A newspaper's image is constantly evolving, reflecting changes in the community it serves and readers' reactions to the things it does.
In recent weeks, The Sun has received a storm of reader reaction to reductions and changes in the Today and Business sections - a popular crossword feature, two popular columns and some comics were eliminated, among other moves. Editors faced difficult decisions about content in the newspaper and made the changes primarily because of required budget cuts.
A highly visible news section error and production problems have also fueled reader dissatisfaction.
As 40-year subscriber Juanita Wagner of Fallston said: "The recent changes have diminished my enjoyment of The Sun. I miss the Sun crossword, which I have done for 20 years. Although my opinion surely means nothing to the Sunpapers, I will voice it anyway."
But Sun editors were listening.
The Sun crossword will return to the Today section tomorrow. "Phantom" and "Apartment 3-G" will be reinstated to the comics pages the same day.
Mike Himowitz's column on technology and Fred Rasmussen's column on Baltimore history also will return to The Sun this week.

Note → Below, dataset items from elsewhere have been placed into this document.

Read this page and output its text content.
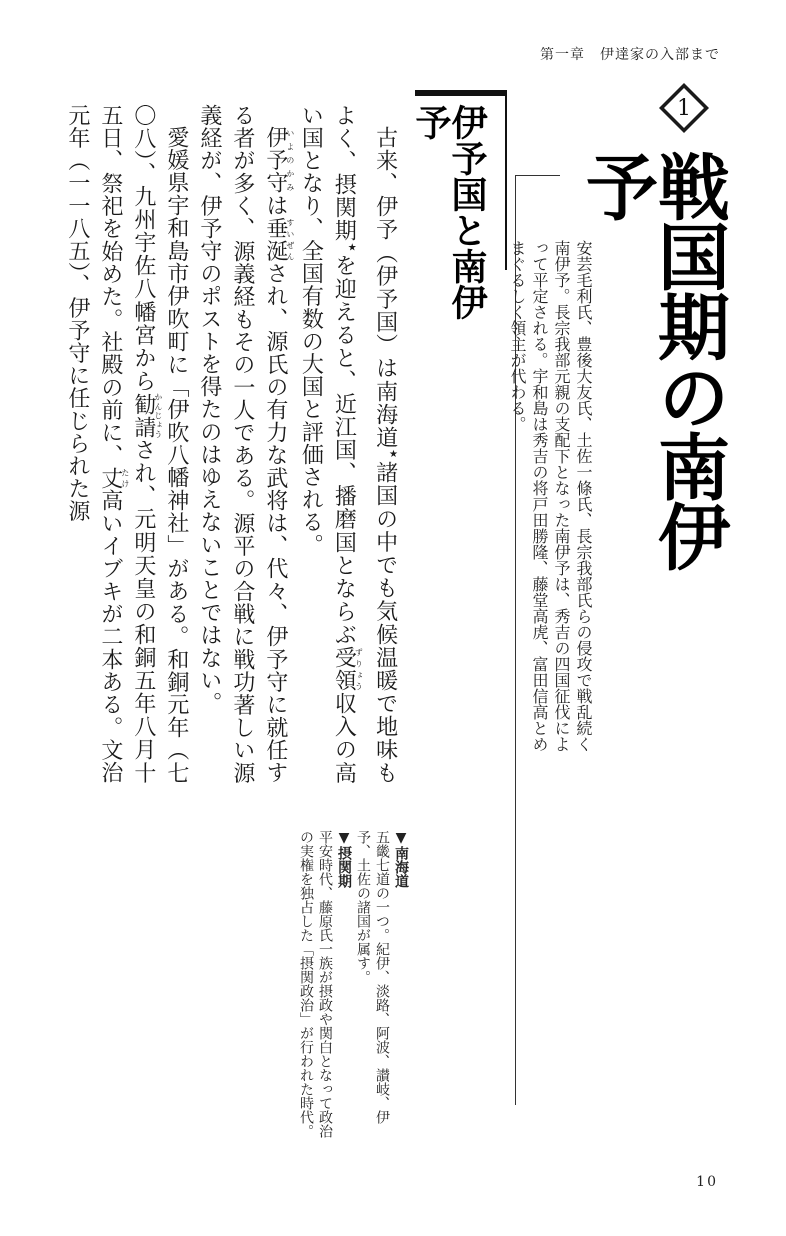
第一章　伊達家の入部まで
1
戦国期の南伊予
安芸毛利氏、豊後大友氏、土佐一條氏、長宗我部氏らの侵攻で戦乱続く南伊予。長宗我部元親の支配下となった南伊予は、秀吉の四国征伐によって平定される。宇和島は秀吉の将戸田勝隆、藤堂高虎、富田信高とめまぐるしく領主が代わる。
伊予国と南伊予

古来、伊予（伊予国）は南海道★諸国の中でも気候温暖で地味もよく、摂関期★を迎えると、近江国、播磨国とならぶ受領ずりょう収入の高い国となり、全国有数の大国と評価される。

伊予守いよのかみは垂涎すいぜんされ、源氏の有力な武将は、代々、伊予守に就任する者が多く、源義経もその一人である。源平の合戦に戦功著しい源義経が、伊予守のポストを得たのはゆえないことではない。

愛媛県宇和島市伊吹町に「伊吹八幡神社」がある。和銅元年（七〇八）、九州宇佐八幡宮から勧請かんじょうされ、元明天皇の和銅五年八月十五日、祭祀を始めた。社殿の前に、丈たけ高いイブキが二本ある。文治元年（一一八五）、伊予守に任じられた源

▼南海道
五畿七道の一つ。紀伊、淡路、阿波、讃岐、伊予、土佐の諸国が属す。
▼摂関期
平安時代、藤原氏一族が摂政や関白となって政治の実権を独占した「摂関政治」が行われた時代。
10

The New York Times crossword puzzle will remain in the paper but will move to the Automotive advertising section.
The "Doonesbury" and "Boondocks" comic strips will move from the Today section to the Opinion/Commentary page, except on Sundays. This move reflects a trend in newspapers to place politically and socially controversial comics on the opinion pages.

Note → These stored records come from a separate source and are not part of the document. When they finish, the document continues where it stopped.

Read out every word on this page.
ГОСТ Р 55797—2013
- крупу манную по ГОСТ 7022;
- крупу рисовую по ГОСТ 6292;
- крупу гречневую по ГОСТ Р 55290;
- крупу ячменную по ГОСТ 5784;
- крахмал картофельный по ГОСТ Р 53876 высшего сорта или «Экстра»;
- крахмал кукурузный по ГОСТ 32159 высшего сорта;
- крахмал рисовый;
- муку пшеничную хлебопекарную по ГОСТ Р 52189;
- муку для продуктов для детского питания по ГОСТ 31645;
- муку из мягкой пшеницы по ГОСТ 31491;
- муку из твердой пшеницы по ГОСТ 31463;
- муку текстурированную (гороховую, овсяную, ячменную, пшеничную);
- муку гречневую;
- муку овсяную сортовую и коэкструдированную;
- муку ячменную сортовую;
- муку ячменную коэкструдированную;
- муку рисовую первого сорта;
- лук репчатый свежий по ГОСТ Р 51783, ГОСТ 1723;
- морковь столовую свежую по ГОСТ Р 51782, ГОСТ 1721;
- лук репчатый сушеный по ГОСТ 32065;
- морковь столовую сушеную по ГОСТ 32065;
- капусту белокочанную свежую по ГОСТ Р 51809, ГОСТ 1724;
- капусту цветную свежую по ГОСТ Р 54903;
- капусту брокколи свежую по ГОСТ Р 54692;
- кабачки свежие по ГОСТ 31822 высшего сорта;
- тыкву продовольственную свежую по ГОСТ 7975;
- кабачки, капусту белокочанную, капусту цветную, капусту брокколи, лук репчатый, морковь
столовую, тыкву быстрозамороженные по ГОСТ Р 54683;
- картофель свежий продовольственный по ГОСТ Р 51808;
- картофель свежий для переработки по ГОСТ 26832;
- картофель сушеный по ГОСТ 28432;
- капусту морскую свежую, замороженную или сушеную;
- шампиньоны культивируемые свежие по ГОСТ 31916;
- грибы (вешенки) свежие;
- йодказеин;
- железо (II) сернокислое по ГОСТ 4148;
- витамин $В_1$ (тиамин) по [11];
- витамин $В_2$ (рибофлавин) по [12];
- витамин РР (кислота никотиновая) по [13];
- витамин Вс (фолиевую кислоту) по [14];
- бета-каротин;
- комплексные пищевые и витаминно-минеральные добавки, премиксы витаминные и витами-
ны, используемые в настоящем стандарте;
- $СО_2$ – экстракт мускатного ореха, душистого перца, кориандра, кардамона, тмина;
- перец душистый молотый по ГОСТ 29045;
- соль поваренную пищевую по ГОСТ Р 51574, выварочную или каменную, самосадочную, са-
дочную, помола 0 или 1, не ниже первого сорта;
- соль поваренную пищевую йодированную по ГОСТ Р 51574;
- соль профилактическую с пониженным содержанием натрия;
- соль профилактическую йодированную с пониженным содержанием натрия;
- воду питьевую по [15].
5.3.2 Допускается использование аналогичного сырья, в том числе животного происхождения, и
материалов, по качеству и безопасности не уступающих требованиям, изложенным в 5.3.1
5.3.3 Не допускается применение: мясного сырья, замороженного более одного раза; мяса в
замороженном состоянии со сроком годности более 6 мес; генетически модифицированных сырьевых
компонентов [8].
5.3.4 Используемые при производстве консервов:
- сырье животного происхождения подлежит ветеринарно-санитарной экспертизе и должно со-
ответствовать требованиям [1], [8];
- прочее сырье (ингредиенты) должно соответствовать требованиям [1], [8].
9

"We listened and we responded," said Editor Tim Franklin. "We recognize that these changes will not be satisfying to everyone, but we've seriously and sincerely tried to address the biggest concerns we've heard from readers over the last month."
Early reader response to these decisions has been very positive.
"You just saved a subscriber," said Rose Jones of Bel Air. "I'm a dyed-in-the-wool Republican and think your newspaper is too liberal. The only reason I buy it is for the crossword puzzle."
Bernadette Bowen said: "People will be thrilled, just as I am. The crossword puzzle keeps your mind sharp. Even though I don't like some of the changes in the comics, I can live with it now that the Sun crossword puzzle is coming back."
Finding space in the paper for all the features readers want can be a hurdle, but it is nothing compared to the challenge of protecting the paper's reputation by avoiding serious error.
On Jan. 7, The Sun made a damaging error when it published an obituary of Samuel T. Daniels, a noted civil rights leader, businessman and a major force in Baltimore's African-American community, accompanied by a photo of someone else. The next day, The Sun ran corrections on Pages 2A and 1B and reprinted the obituary with a photo of Mr. Daniels.
The error occurred when an editor misread information attached to negatives of a group photo, from which the individual photo of Mr. Daniels was cropped. Once another man's photo (Charles G. Tildon Jr.) was mistakenly picked, no one in the editing process noticed that it was not Mr. Daniels.
Harry S. Johnson, president of the Maryland State Bar Association, believes The Sun has too few journalists with a memory of Baltimore and the region's history to catch such errors. "Some system at the paper had to break down in a serious way in order for this major mistake to have occurred," he said.
"I know this was not intentional in any way, but it hurts the families, the community and the newspaper," said Catherine Pugh. Another reader said: "How could The Sun not understand what a prominent and great man Sam Daniels was?"
The newspaper did recognize Mr. Daniels' importance. Veteran reporter Jacques Kelly, who knew Mr. Daniels was gravely ill, had already prepared background material and began calling prominent Baltimore leaders for comment the moment he heard that Mr. Daniels had died. But the wrong photo undermined The Sun's best efforts.
Occasionally, not just content but how the paper is printed becomes a reader target. Several readers expressed frustration with inadequate printing of some pages last week. "Basically, it was so light that you can't read it," said reader Steve Kowalewski, referring to a page in his Thursday edition.
The Sun, which has won some recent awards for print quality, takes such complaints seriously. Sun pressroom manager John Frahm said, "I appreciate the fact the readers are disappointed when we don't execute properly. We always try to quickly determine what went wrong and fix it. We will work to make it right for readers."
It is important for The Sun to apologize for mistakes. It is even more important that the newspaper periodically examine its editing and production procedures to find flaws in systems that are causing the problems.
It is essential that the newspaper listen to its readers, especially when they express unified opinions in significant numbers.
One reader said of the return of the Sun crossword puzzle and the two columnists: "It's the best news I've heard in a long time. It is great that the newspaper listened to us."
Said another: "This will keep my marriage intact, because each of us will again have a crossword puzzle to do every morning. This is the key to marital harmony."
Paul Moore's column appears on Sundays.